Fire ravages migrant camp in France, several wounded in fight

A fire destroyed large swathes of the Grande-Synthe migrant camp near Dunkirk in northern France on Monday night following skirmishes that injured several people earlier in the evening, firefighters and regional authorities said.

At least six migrants were wounded after scuffles and a knife fight which prompted riot police to intervene. That led to further clashes between security forces and between 100 and 150 migrants.

One of the injured migrants was knocked over by a car on a highway outside the camp and was in a critical condition, police said. Three other migrants had stab wounds.

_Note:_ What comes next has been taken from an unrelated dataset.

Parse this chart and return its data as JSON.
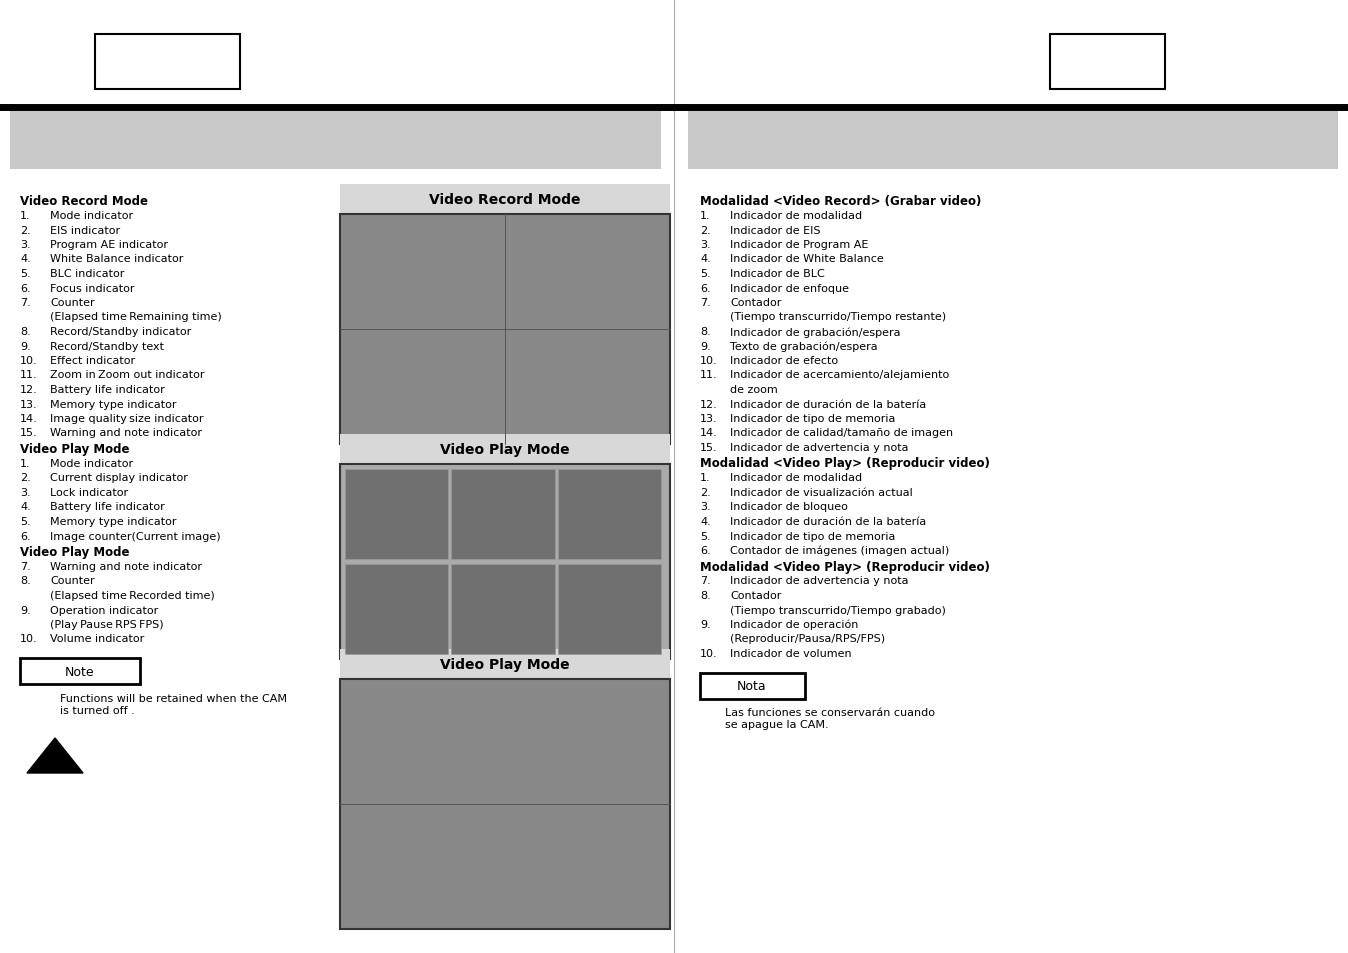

The fire broke out later in the evening and tore through the wooden huts of the camp, which houses between 1,000 and 1,500 migrants, many of them Kurds, according to humanitarian groups.

"Many of the cabins have burned down or are still on fire, more than half the camp has been destroyed," a spokesman at the regional prefect's office said, adding that 165 people had already been taken to makeshift shelters nearby as the fire continued to rage in the early hours of Tuesday.

Grande-Synthe, also called the Liniere camp, is on the road between Dunkirk and Calais. Most of the migrants are fleeing violence and hardship in North Africa and the Middle East. Its population has grown recently with a surge of arrivals from Afghanistan.

Last week, migrants from Grande-Synthe had tried to block the nearby highway with tree trunks and branches to try and stop the traffic and clamber onto the trucks and cars in the hope of reaching the United Kingdom, across the Channel.